La presencia y la invisibilización de los Charrúas en el Uruguay
En abril de este año, tras un episodio violento en la final de la Copa Nacional de Clubes de Uruguay, el entrenador Hebert Noya lanzó una frase que recorrió los medios: “Parecemos indios”.
Más allá del contexto futbolístico, el comentario no fue ni inocente ni aislado. Expresiones como esa condensan una herencia profunda: la asociación entre lo indígena y lo irracional, lo salvaje o lo incontrolable.
Una herencia que, a dos siglos de independencia, sigue moldeando nuestra manera de pensar.
Desde una mirada crítica, se trata de un acto de violencia simbólica. Como explican Aníbal Quijano y Walter Mignolo, la “colonialidad del poder” no desapareció con el fin del dominio europeo: se mantuvo en la cultura, el lenguaje y la epistemología.
Así, el “indio” continúa siendo el otro —lo que debe ser superado, negado o domesticado— mientras lo blanco y lo occidental ocupan el centro de la legitimidad social.
Pero en Uruguay, ¿qué tan cierto es el mito del país “sin indios”?
Una historia casi borrada
Antes de la llegada de los europeos, los pueblos originarios del Río de la Plata — especialmente la macroetnia charrúa— habían desarrollado modos de vida complejos, basados en la movilidad, la relación con la naturaleza y una estructura social flexible, sin jerarquías rígidas.
Grupos como los charrúas, bohanes y guenoas habitaron lo que hoy es Uruguay y regiones limítrofes de Argentina y Brasil. Cazaban con arco y boleadoras, vivían en tolderías desmontables y, tras la adopción del caballo, fortalecieron su autonomía frente a las sucesivas oleadas colonizadoras.
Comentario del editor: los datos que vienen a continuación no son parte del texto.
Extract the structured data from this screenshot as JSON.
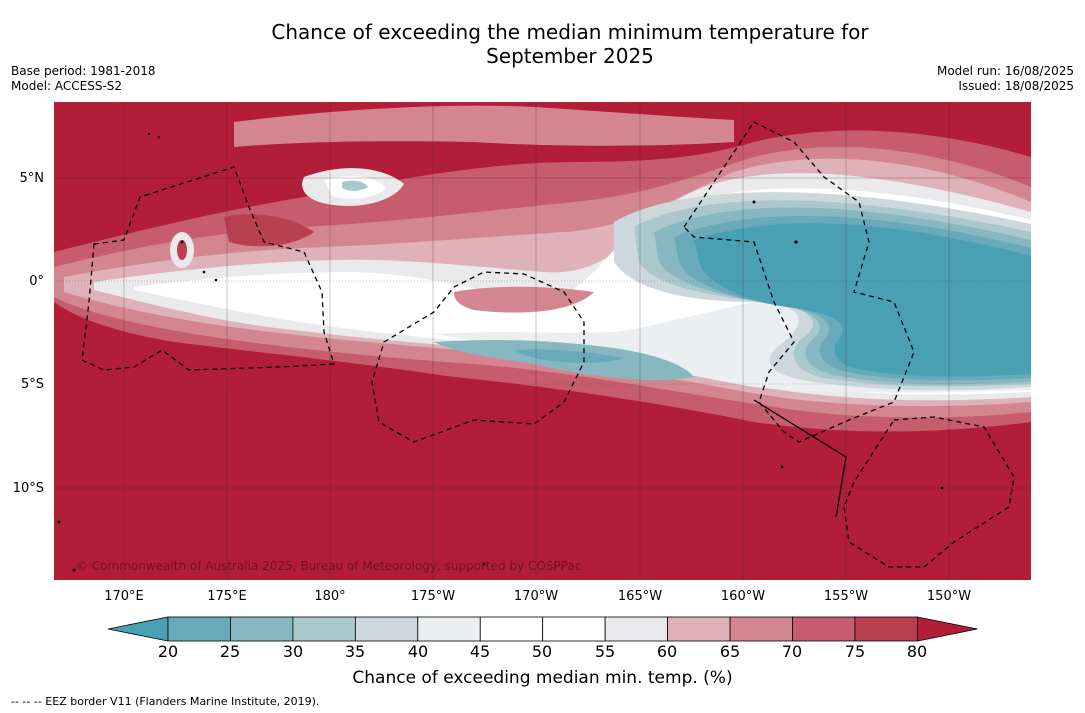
{
  "header": {
    "title_line1": "Chance of exceeding the median minimum temperature for",
    "title_line2": "September 2025",
    "base_period": "Base period: 1981-2018",
    "model": "Model: ACCESS-S2",
    "model_run": "Model run: 16/08/2025",
    "issued": "Issued: 18/08/2025"
  },
  "map": {
    "copyright": "© Commonwealth of Australia 2025, Bureau of Meteorology, supported by COSPPac",
    "lat_labels": [
      "5°N",
      "0°",
      "5°S",
      "10°S"
    ],
    "lon_labels": [
      "170°E",
      "175°E",
      "180°",
      "175°W",
      "170°W",
      "165°W",
      "160°W",
      "155°W",
      "150°W"
    ],
    "gridlines": true,
    "background_color": "#b21d38"
  },
  "colorbar": {
    "ticks": [
      "20",
      "25",
      "30",
      "35",
      "40",
      "45",
      "50",
      "55",
      "60",
      "65",
      "70",
      "75",
      "80"
    ],
    "colors": [
      "#4aa0b3",
      "#68aab9",
      "#87b8c2",
      "#a9c8cc",
      "#ccd8dc",
      "#ebeff1",
      "#ffffff",
      "#ffffff",
      "#eaeaec",
      "#dfb1b8",
      "#d48690",
      "#c65c6c",
      "#b9404f",
      "#b21d38"
    ],
    "label": "Chance of exceeding median min. temp. (%)"
  },
  "footnote": "--  --  -- EEZ border V11 (Flanders Marine Institute, 2019)."
}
Esa resistencia tuvo un precio. Con la construcción del Estado-nación en el siglo XIX, la diversidad fue percibida como una amenaza. En nombre del “orden” y la “civilización”, el país en formación necesitó borrar lo que consideraba su pasado bárbaro.
La matanza de Salsipuedes en 1831, ordenada por Fructuoso Rivera, marcó el punto culminante de ese proceso. Como señalaron Mandrini y López Mazz (2006), el exterminio fue doble: físico y simbólico. El indígena debía desaparecer para que la nación pudiera definirse como blanca, civilizada y europea.
Paradójicamente, el mismo Estado que los aniquiló terminó apropiándose de su figura. La famosa expresión “garra charrúa” se convirtió en emblema de orgullo nacional, especialmente en el fútbol, transformando a los antiguos enemigos del orden en símbolo de identidad colectiva.
Un uso simbólico que celebra la fuerza indígena, pero silencia a sus descendientes.
Entre la memoria y el olvido
Hoy, casi dos siglos después, el debate sobre la herencia indígena sigue abierto.
¿Fue Salsipuedes un genocidio? ¿Hay descendientes charrúas en Uruguay? ¿Qué significa realmente ser “charrúa”? Las discusiones se reactivan cada tanto, a veces desde el mundo académico, otras desde la polémica mediática.
Cada vez que juega la selección uruguaya, los relatores repiten la fórmula: “la celeste charrúa”, sin detenerse en el peso histórico de ese nombre.
Gracias a los aportes de arqueólogos, antropólogos y cronistas, se ha podido reconstruir parte de la cosmovisión charrúa. Según el maestro Gonzalo Abella (2001), la muerte no era un final, sino una transformación: el espíritu se fundía con la naturaleza, convirtiéndose en jaguar, pájaro o viento.
Quizás por eso se decía que, en la batalla, los charrúas no luchaban solos: los acompañaban sus muertos.
En el presente
Hoy, la lucha por la visibilidad indígena trasciende las aulas universitarias.
El Consejo de la Nación Charrúa (CONACHA), que reúne comunidades de todo el país, reclama el reconocimiento del pueblo charrúa como entidad preexistente al Estado uruguayo. Exigen acceso a tierras, participación en políticas públicas, educación intercultural y la ratificación del Convenio 169 de la OIT.
Tras la asunción del presidente Yamandú Orsi en 2025, el CONACHA reiteró que la invisibilización persiste y que es necesario avanzar hacia un reconocimiento pleno de los derechos indígenas (Hoy Canelones, 2024).